Russia che intanto deve fare i conti anche con le nuove minacce dell’ISIS, che chiede ai propri combattenti di portare la jihad nel Paese. Nel filmato lanciato sulla Rete, la cui autenticità non è confermata, un uomo a viso coperto urla: «Ascolta Putin, verremo in Russia e vi uccideremo nelle vostre case. (…) Oh fratelli, conducete la jihad e uccideteli e combatteteli». «Probabilmente non dobbiamo esagerare l’importanza di questi filmati» ha detto il portavoce di Putin, Dmitri Peskov. «Certamente visto che la lotta contro di loro si intensifica e sono messi all’angolo, i terroristi usano la tattica dell’intimidazione». Nel frattempo in Siria abbattuto da miliziani dell’opposizione nei pressi di Saraqeb un elicottero russo con cinque militari a bordo. Ad annunciarlo Dmitri Peskov: «Quelli che si trovavano nell’elicottero, per quanto sappiamo dall’informazione ricevuta dal ministero della Difesa, sono morti. Morti eroicamente perché cercavano di allontanare il velivolo per evitare vittime a terra».

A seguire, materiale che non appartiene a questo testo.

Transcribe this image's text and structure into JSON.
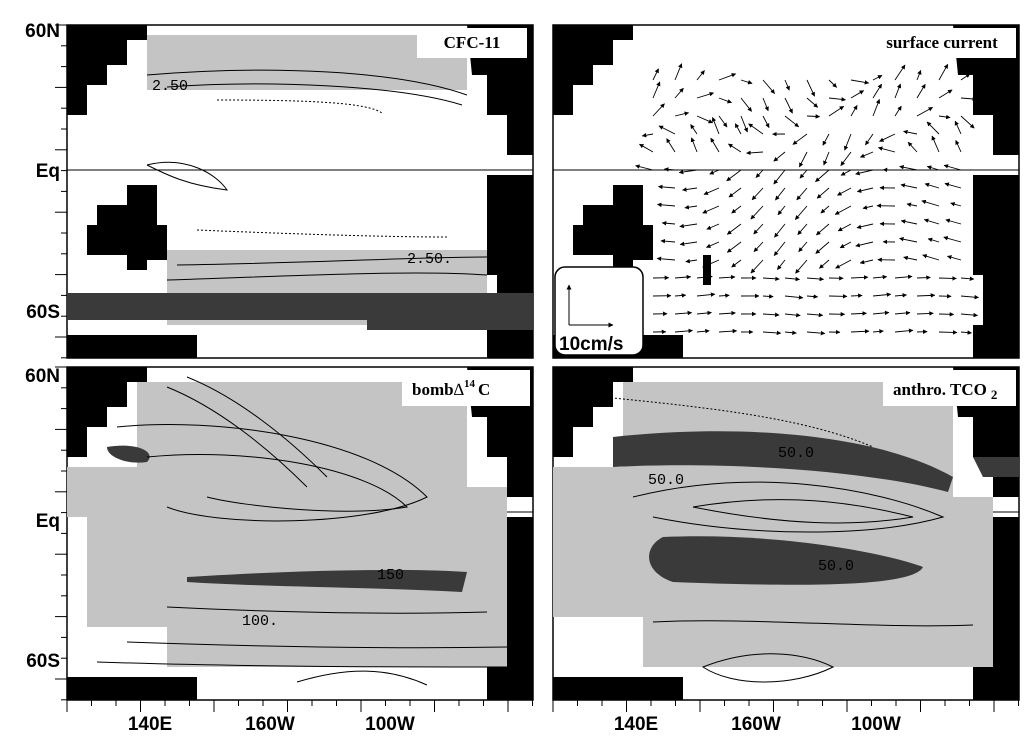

Paura anche in Afghanistan, dove un attacco è stato portato a segno contro il Northgate Hotel di Kabul. Nella struttura sono soliti essere ospitati ‘contractor’ stranieri, civili e militari. Un camion bomba è esploso all’ingresso della struttura, poi lo scambio di colpi tra l’esercito, immediatamente intervenuto, e gli attentatori. Alla fine il bilancio è stato di tre attentatori morti e di un poliziotto, oltre a quattro feriti. L’attacco è stato rivendicato dai talebani per i quali si tratta «di un posto di lusso per stranieri». La settimana scorsa due attentatori kamikaze con legami con l’Isis invece avevano ucciso sempre a Kabul 8o persone.